September 10th, 2011

First reactions are rather critical to a Fidesz proposal to help struggling borrowers pay off mortgages denominated in foreign currencies at favourable exchange rates.

Deputies of the governing conservative parties have proposed the setting of extremely favourable exchange rates for borrowers who want to pay off foreign currency mortgages, mainly in Swiss Francs.

Rather than the current rate of 232 Forints per Swiss Franc, they suggest a 180 Forint rate, which would still amount to a loss of about 30 HUF per Franc, compared to the rate at the time when most contracts were signed. The banks, however, would lose almost twice as much. The markets reacted badly, and shares of the biggest Hungarian bank, OTP fell 10 percentage points.

Writing on the popular Index news website, columnist Gergely Dudás suggests that the proposal would only help the rich, who have few problems paying back their mortgages.

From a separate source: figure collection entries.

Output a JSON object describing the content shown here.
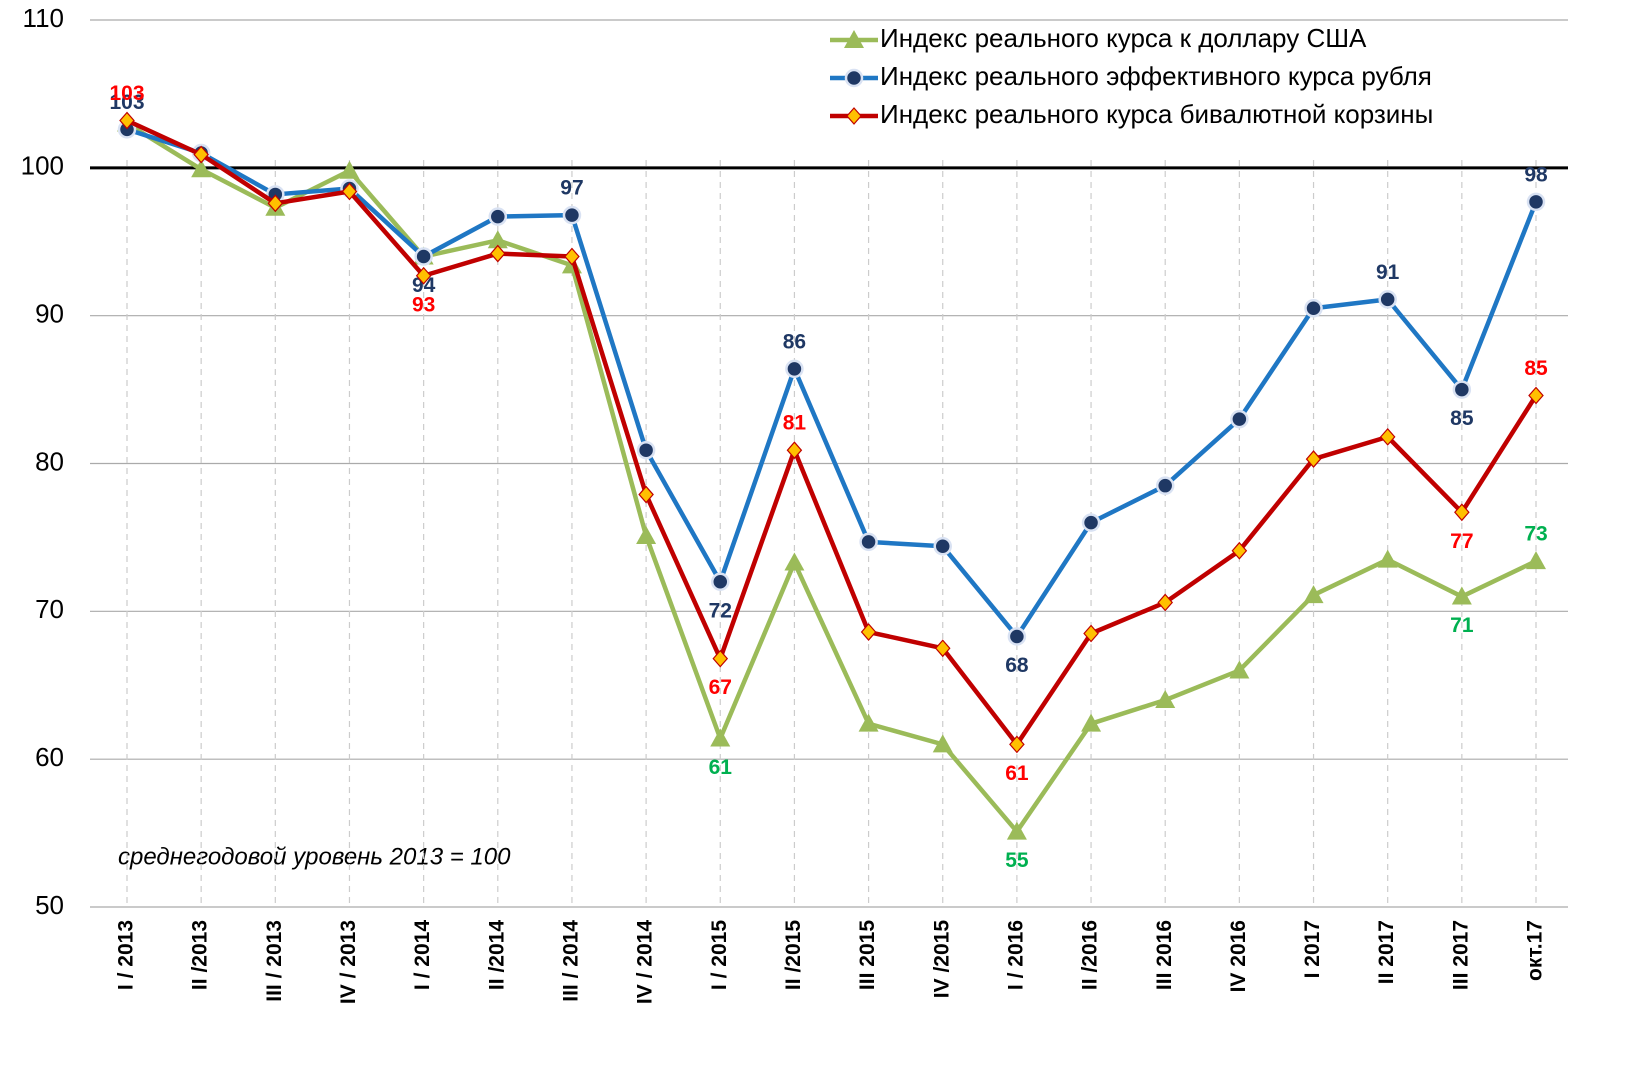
{
  "chart_data": {
    "type": "line",
    "annotation": "среднегодовой уровень 2013 = 100",
    "categories": [
      "I / 2013",
      "II /2013",
      "III / 2013",
      "IV / 2013",
      "I / 2014",
      "II /2014",
      "III / 2014",
      "IV / 2014",
      "I / 2015",
      "II /2015",
      "III 2015",
      "IV /2015",
      "I / 2016",
      "II /2016",
      "III 2016",
      "IV 2016",
      "I 2017",
      "II 2017",
      "III 2017",
      "окт.17"
    ],
    "series": [
      {
        "name": "Индекс реального курса к доллару США",
        "color": "#9bbb59",
        "label_color": "#00b050",
        "marker": "triangle",
        "values": [
          103.0,
          99.9,
          97.3,
          99.8,
          94.0,
          95.1,
          93.4,
          75.1,
          61.4,
          73.3,
          62.4,
          61.0,
          55.1,
          62.4,
          64.0,
          66.0,
          71.1,
          73.5,
          71.0,
          73.4
        ],
        "value_labels": [
          null,
          null,
          null,
          null,
          null,
          null,
          null,
          null,
          "61",
          null,
          null,
          null,
          "55",
          null,
          null,
          null,
          null,
          null,
          "71",
          "73"
        ]
      },
      {
        "name": "Индекс реального эффективного курса рубля",
        "color": "#1f77c4",
        "label_color": "#1f3864",
        "marker": "circle",
        "values": [
          102.6,
          101.0,
          98.2,
          98.6,
          94.0,
          96.7,
          96.8,
          80.9,
          72.0,
          86.4,
          74.7,
          74.4,
          68.3,
          76.0,
          78.5,
          83.0,
          90.5,
          91.1,
          85.0,
          97.7
        ],
        "value_labels": [
          "103",
          null,
          null,
          null,
          "94",
          null,
          "97",
          null,
          "72",
          "86",
          null,
          null,
          "68",
          null,
          null,
          null,
          null,
          "91",
          "85",
          "98"
        ]
      },
      {
        "name": "Индекс реального курса бивалютной корзины",
        "color": "#c00000",
        "label_color": "#ff0000",
        "marker": "diamond",
        "values": [
          103.2,
          100.9,
          97.6,
          98.4,
          92.7,
          94.2,
          94.0,
          77.9,
          66.8,
          80.9,
          68.6,
          67.5,
          61.0,
          68.5,
          70.6,
          74.1,
          80.3,
          81.8,
          76.7,
          84.6
        ],
        "value_labels": [
          "103",
          null,
          null,
          null,
          "93",
          null,
          null,
          null,
          "67",
          "81",
          null,
          null,
          "61",
          null,
          null,
          null,
          null,
          null,
          "77",
          "85"
        ]
      }
    ],
    "ylim": [
      50,
      110
    ],
    "yticks": [
      50,
      60,
      70,
      80,
      90,
      100,
      110
    ],
    "reference_line": 100,
    "grid": true,
    "legend": "top-right"
  }
}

Banks would lose hundreds of billions of Forints, while the Hungarian currency would be further weakened, he writes. “Rather than helping those in debt, (the proposal) will worsen their position by weakening the Forint, so all those unable to pay off their mortgages in one fell swoop will plunge further into debt”, Dudás concludes.

One of the few positive reactions to the proposal can be found on the Hungarian News Agency, MTI. Experts at the Equilor investment company told MTI that although the proposed scheme would cause a loss to banks of billions of Euros, in the long run it may lessen Hungary’s foreign debt exposure and thereby result in higher credit ratings.